Но он это сделал, и, конечно, из-за меня, потому что я глаз не могла отвести от того, кто одевался иначе, чем мы в своих лачугах и грязных коровниках, даже на танцах и в деревенской церкви, совсем под стать нашей нищете. Конечно, самую лучшую одежду носил помещик, который мог это себе позволить, но он был до отвращения толстым и наглым, его старались обходить стороной. Глаза окружающих были прикованы к моему пареньку, и он, сияя, расхаживал в своем костюме гордый и счастливый, окруженный девушками, которые немного завидовали мне, ведь танцевал он только со мной. Я его боготворила; я клала голову к нему на плечо, материал пах так приятно и был таким мягким, что казался мне большой ценностью. Мне было доступно только одно сравнение: бархатный покров с серебряным вышитым крестом на церковной кафедре, о чем я ему и сказала. И тут же пожалела, испугавшись, что он меня высмеет, но он совершенно серьезно кивнул и проводил меня домой длинной дорогой. Потом мы стояли на берегу в ярком лунном свете, и, когда я в задумчивости посмотрела на гладкую, как стекло, поверхность воды, он поцеловал меня в первый раз. Но я была поглощена своим отражением вводе и крикнула: «Смотри!» На душе у меня сразу стало очень скверно, потому что увидела рядом с его элегантным костюмом свое жалкое платьице, и я убежала с такой скоростью, на которую были способны мои ноги. До следующего праздника было еще много времени, и от нетерпения я прямо-таки заболела. Мне хотелось купить новое платье, я откладывала пфенниг за пфеннигом, когда получала деньги за билеты вместо отца и кое-кто давал мне на чай. Но когда подошло время, и я перед самым троицыным днем поехала в город со своими сбережениями, мне не хватило их даже на самую дешевую тряпку в универсальном магазине. Мое праздничное настроение тут же улетучилось. В деревне меня не увидела ни одна живая душа. А он, в своем костюме, как я слышала, ждал меня весь вечер.
К празднику урожая я наконец смогла купить себе платье, о каком мечтала: из чистого шелка, розовое, с черной вышивкой по воротнику.

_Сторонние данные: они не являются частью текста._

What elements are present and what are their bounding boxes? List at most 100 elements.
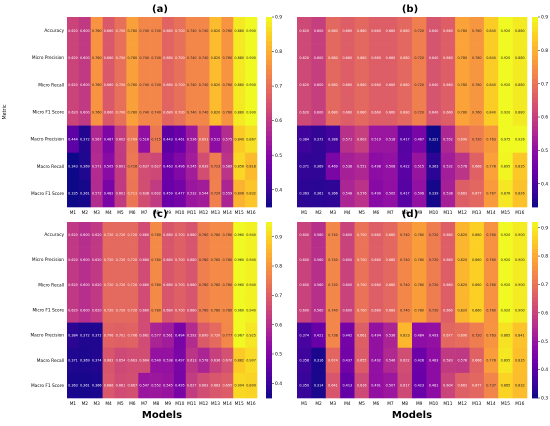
colorbar-segment — [532, 310, 538, 315]
cell-value: 0.358 — [299, 359, 309, 363]
heatmap-cell — [498, 322, 513, 349]
heatmap-cell — [185, 71, 198, 99]
column-label: M13 — [211, 210, 220, 216]
heatmap-cell — [426, 125, 442, 154]
colorbar-segment — [266, 336, 272, 342]
cell-value: 0.760 — [472, 56, 482, 60]
heatmap-cell — [197, 372, 210, 399]
cell-value: 0.967 — [234, 333, 244, 337]
heatmap-cell — [397, 179, 413, 208]
cell-value: 0.600 — [80, 233, 90, 237]
colorbar-segment — [532, 17, 538, 23]
cell-value: 0.620 — [68, 258, 78, 262]
heatmap-cell — [383, 125, 398, 154]
heatmap-cell — [162, 372, 175, 399]
heatmap-cell — [469, 125, 485, 154]
cell-value: 0.538 — [443, 192, 453, 196]
heatmap-cell — [173, 71, 187, 99]
cell-value: 0.680 — [163, 308, 173, 312]
colorbar-segment — [532, 202, 538, 208]
cell-value: 0.560 — [314, 258, 324, 262]
colorbar-tick-label: 0.9 — [541, 225, 548, 231]
cell-value: 0.740 — [139, 110, 149, 114]
cell-value: 0.925 — [246, 333, 256, 337]
cell-value: 0.760 — [486, 283, 496, 287]
cell-value: 0.620 — [68, 308, 78, 312]
colorbar-segment — [266, 107, 272, 113]
cell-value: 0.544 — [199, 192, 209, 196]
heatmap-cell — [209, 17, 222, 45]
colorbar-tick-label: 0.6 — [541, 115, 548, 121]
cell-value: 0.589 — [222, 165, 232, 169]
cell-value: 0.740 — [400, 283, 410, 287]
cell-value: 0.660 — [342, 56, 352, 60]
colorbar-segment — [266, 140, 272, 146]
heatmap-cell — [233, 17, 246, 45]
cell-value: 0.720 — [414, 83, 424, 87]
heatmap-cell — [397, 347, 413, 374]
heatmap-cell — [469, 179, 485, 208]
cell-value: 0.660 — [342, 83, 352, 87]
colorbar-segment — [266, 55, 272, 61]
colorbar-segment — [266, 135, 272, 141]
heatmap-cell — [67, 179, 80, 208]
colorbar-segment — [532, 354, 538, 359]
cell-value: 0.835 — [515, 359, 525, 363]
heatmap-cell — [483, 372, 499, 399]
colorbar-segment — [266, 150, 272, 156]
colorbar-segment — [266, 50, 272, 56]
column-label: M12 — [199, 210, 208, 216]
colorbar-segment — [532, 239, 538, 245]
cell-value: 0.826 — [515, 192, 525, 196]
cell-value: 0.578 — [457, 165, 467, 169]
heatmap-cell — [173, 222, 187, 248]
heatmap-cell — [469, 152, 485, 181]
cell-value: 0.493 — [429, 333, 439, 337]
heatmap-cell — [162, 179, 175, 208]
heatmap-cell — [311, 272, 327, 298]
colorbar-segment — [266, 202, 272, 208]
cell-value: 0.720 — [104, 233, 114, 237]
cell-value: 0.780 — [222, 258, 232, 262]
cell-value: 0.716 — [127, 165, 137, 169]
colorbar-segment — [532, 393, 538, 399]
cell-value: 0.820 — [211, 83, 221, 87]
heatmap-cell — [354, 272, 370, 298]
cell-value: 0.880 — [234, 83, 244, 87]
colorbar-segment — [532, 126, 538, 132]
heatmap-cell — [483, 152, 499, 181]
heatmap-cell — [78, 322, 92, 349]
colorbar-segment — [266, 389, 272, 394]
heatmap-cell — [221, 98, 234, 126]
cell-value: 0.600 — [314, 110, 324, 114]
heatmap-cell — [498, 44, 513, 72]
colorbar-segment — [532, 380, 538, 386]
heatmap-cell — [455, 222, 470, 248]
cell-value: 0.680 — [386, 258, 396, 262]
column-label: M1 — [301, 401, 308, 407]
colorbar-segment — [532, 88, 538, 94]
colorbar-segment — [266, 17, 272, 23]
heatmap-cell — [209, 179, 222, 208]
cell-value: 0.369 — [314, 165, 324, 169]
cell-value: 0.552 — [443, 137, 453, 141]
colorbar-tick-label: 0.8 — [541, 254, 548, 260]
colorbar-tick-label: 0.9 — [275, 15, 282, 21]
heatmap-cell — [138, 297, 151, 323]
colorbar-tick-label: 0.5 — [541, 148, 548, 154]
heatmap-cell — [368, 71, 384, 99]
colorbar-segment — [532, 183, 538, 189]
colorbar-segment — [532, 159, 538, 165]
column-label: M2 — [315, 210, 322, 216]
heatmap-cell — [383, 98, 398, 126]
column-label: M15 — [501, 210, 510, 216]
cell-value: 0.602 — [116, 137, 126, 141]
cell-value: 0.740 — [187, 110, 197, 114]
heatmap-cell — [245, 44, 258, 72]
heatmap-cell — [325, 17, 341, 45]
row-label: Micro F1 Score — [32, 308, 64, 314]
heatmap-cell — [368, 347, 384, 374]
heatmap-cell — [150, 297, 163, 323]
heatmap-cell — [197, 44, 210, 72]
heatmap-cell — [311, 44, 327, 72]
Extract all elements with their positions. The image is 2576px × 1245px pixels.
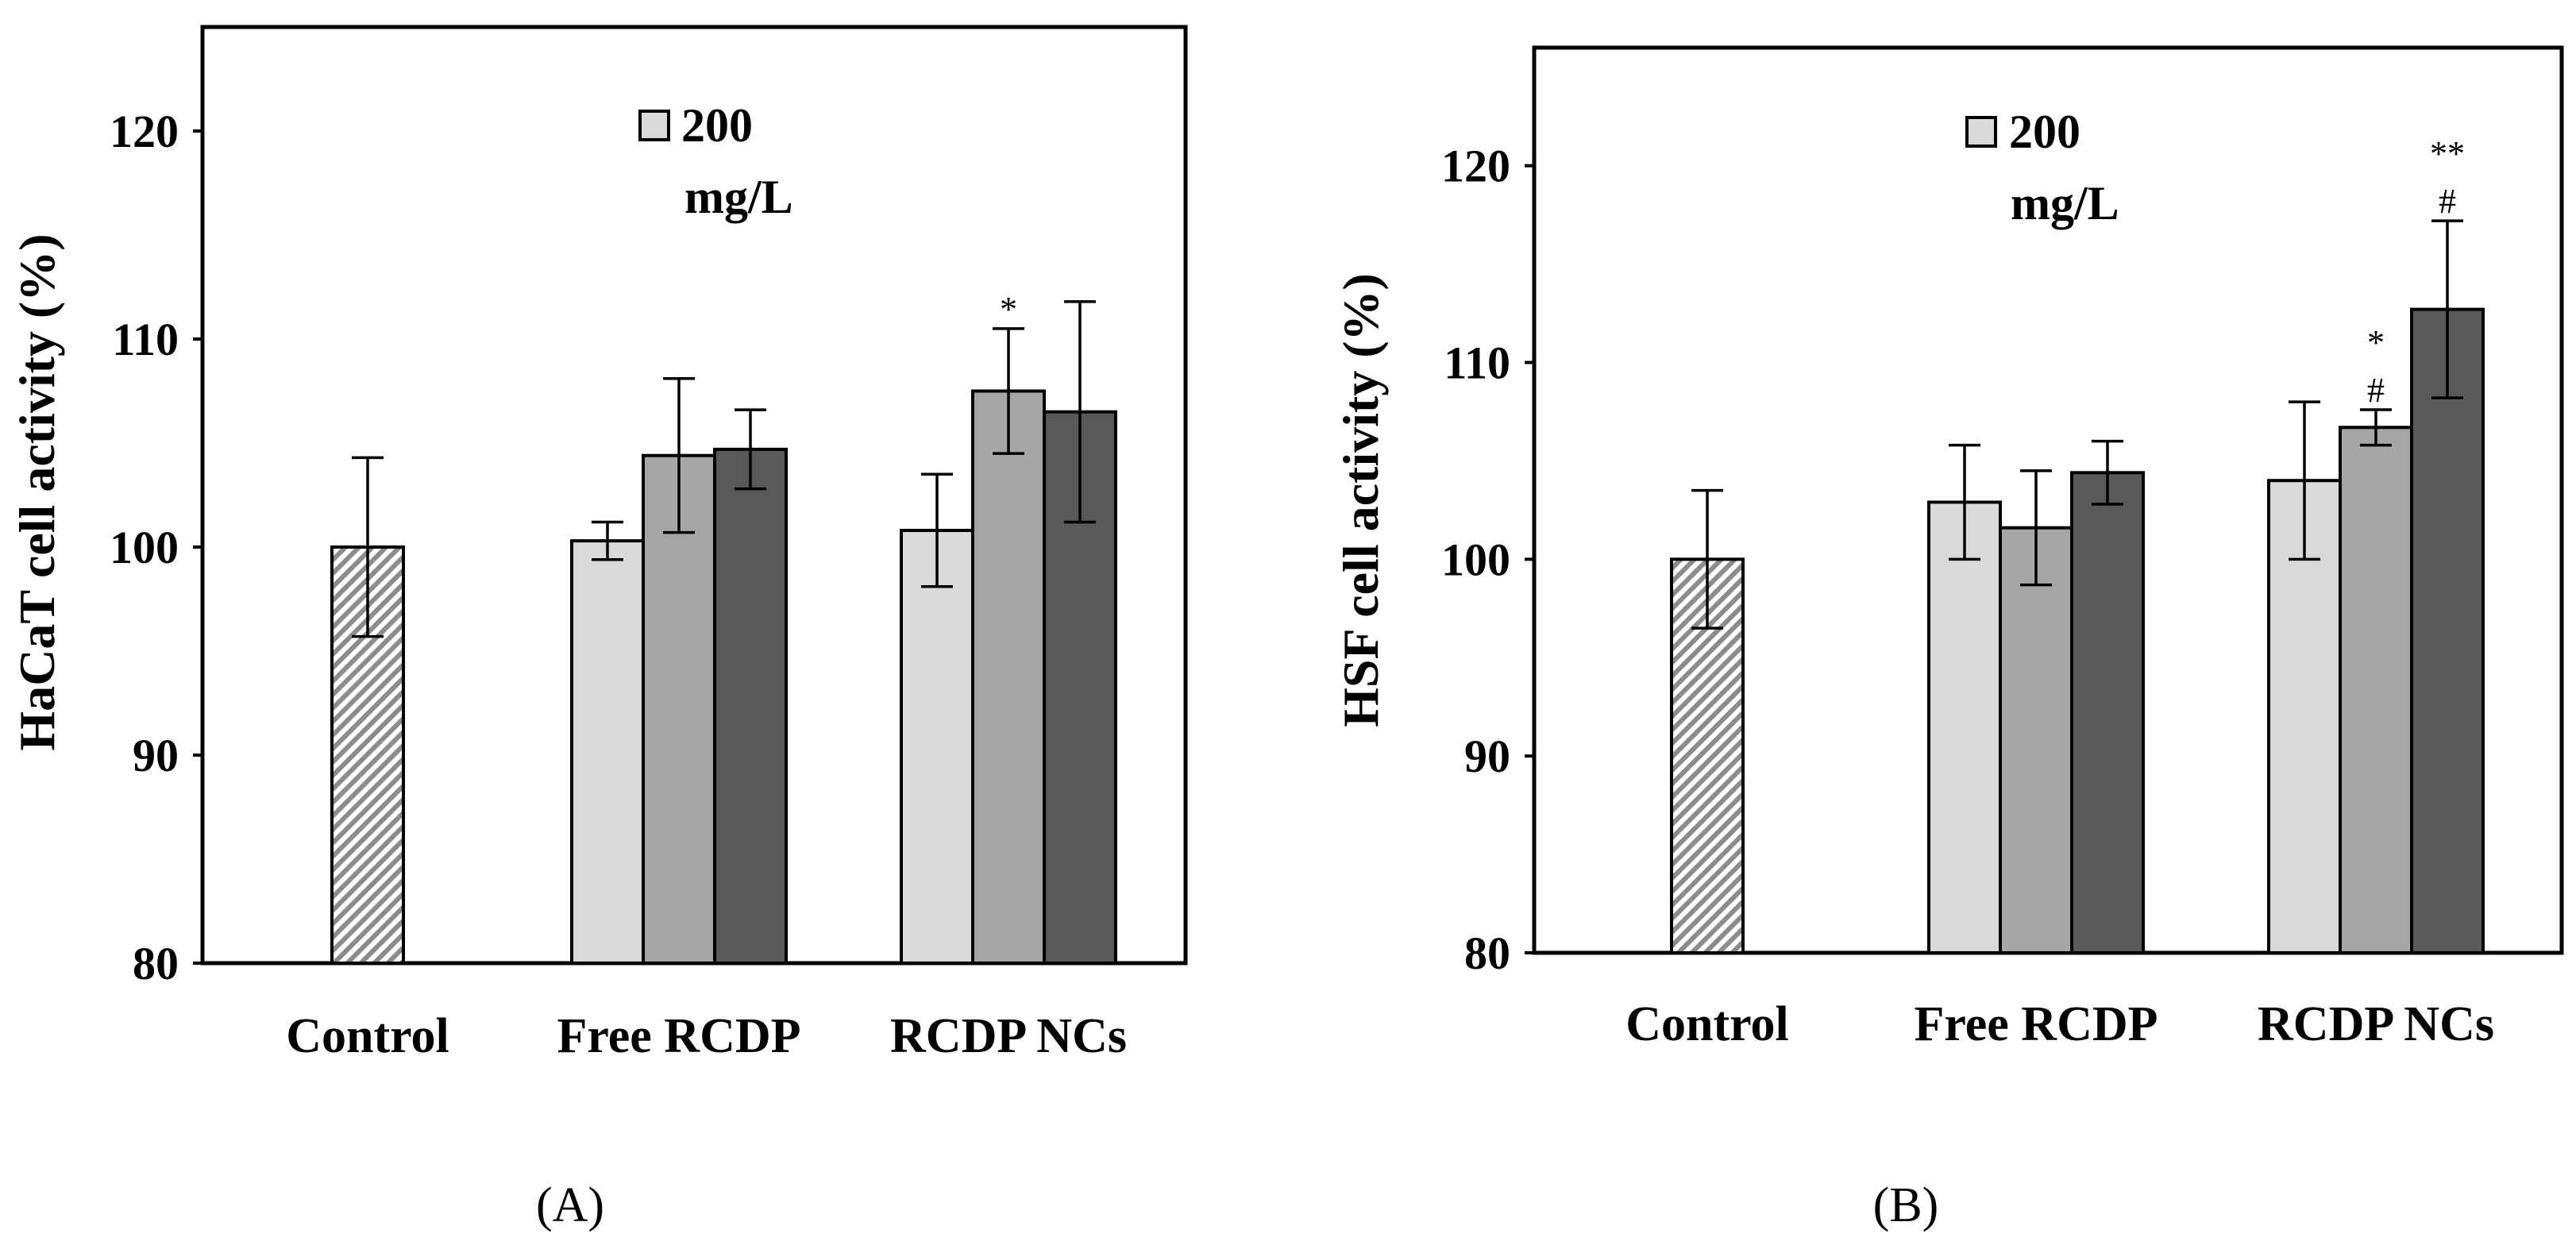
bar-dose-1 (1927, 500, 2002, 954)
bar-dose-3 (713, 447, 788, 965)
bar-dose-3 (2070, 471, 2145, 954)
bar-dose-1 (900, 529, 974, 965)
y-axis-label: HaCaT cell activity (%) (9, 233, 65, 750)
bar-dose-3 (2410, 307, 2485, 954)
category-label: RCDP NCs (890, 1009, 1127, 1063)
y-tick-label: 120 (110, 106, 179, 157)
panel-label-b: (B) (1873, 1178, 1939, 1232)
category-label: Free RCDP (1914, 997, 2158, 1051)
legend-label-unit: mg/L (684, 171, 793, 223)
legend-swatch (1965, 116, 1997, 148)
y-tick-label: 100 (1441, 534, 1510, 585)
legend-swatch (638, 110, 670, 141)
y-tick-label: 90 (1464, 730, 1510, 782)
significance-marker: * (1000, 290, 1017, 329)
chart-panel-a: 80 90 100 110 120 HaCaT cell activity (%) Cont… (9, 25, 1188, 1063)
y-tick-label: 120 (1441, 141, 1510, 192)
significance-marker: ** (2430, 134, 2465, 173)
category-label: Free RCDP (557, 1009, 800, 1063)
chart-panel-b: 80 90 100 110 120 HSF cell activity (%) Contro… (1332, 45, 2564, 1051)
significance-marker: # (2439, 182, 2456, 221)
legend-label-unit: mg/L (2011, 177, 2119, 229)
bar-dose-2 (2339, 426, 2413, 954)
category-label: Control (286, 1009, 449, 1063)
y-tick-label: 80 (1464, 927, 1510, 979)
y-tick-label: 110 (1444, 337, 1510, 389)
bar-dose-2 (1999, 526, 2073, 954)
bar-dose-2 (971, 389, 1046, 965)
significance-marker: * (2367, 323, 2385, 362)
y-tick-label: 80 (133, 938, 179, 989)
y-tick-label: 100 (110, 522, 179, 573)
category-label: Control (1625, 997, 1789, 1051)
legend-label: 200 (2009, 106, 2080, 158)
legend-label: 200 (681, 99, 753, 152)
y-axis-label: HSF cell activity (%) (1332, 273, 1389, 727)
y-tick-label: 90 (133, 730, 179, 781)
y-tick-label: 110 (112, 314, 179, 365)
category-label: RCDP NCs (2258, 997, 2494, 1051)
panel-label-a: (A) (536, 1178, 604, 1232)
bar-dose-1 (570, 539, 645, 965)
bar-dose-3 (1043, 410, 1117, 965)
significance-marker: # (2367, 371, 2385, 410)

От радости у меня горели щеки — родители сказали, что оно им очень нравится и к пасхе они справят мне туфли на высоком каблуке, раньше у них не получится.
В Ферхфельде я побежала намного раньше времени, в зале оказалась первой, все восхищались мною, но я хотела понравиться только одному, по которому все глаза проглядела. Я сидела за столиком, передо мной стояла кружка пива, разговор в зале становился все громче и громче, музыканты уже взбирались на помост, чтобы усесться в венке из цветов и колосьев, как водится в такой праздник. Когда начали танцевать, я уже едва отваживалась дышать. Смотрела только на дверь, зная, что он не пришел. Но все-таки уговаривала себя: он здесь, он должен быть здесь, сейчас он придет, сейчас. Вдруг мне почудился его голос, и я испугалась, увидев бегущего через зал батрака, самого молоденького и маленького, в перепачканной, затрапезной одежде.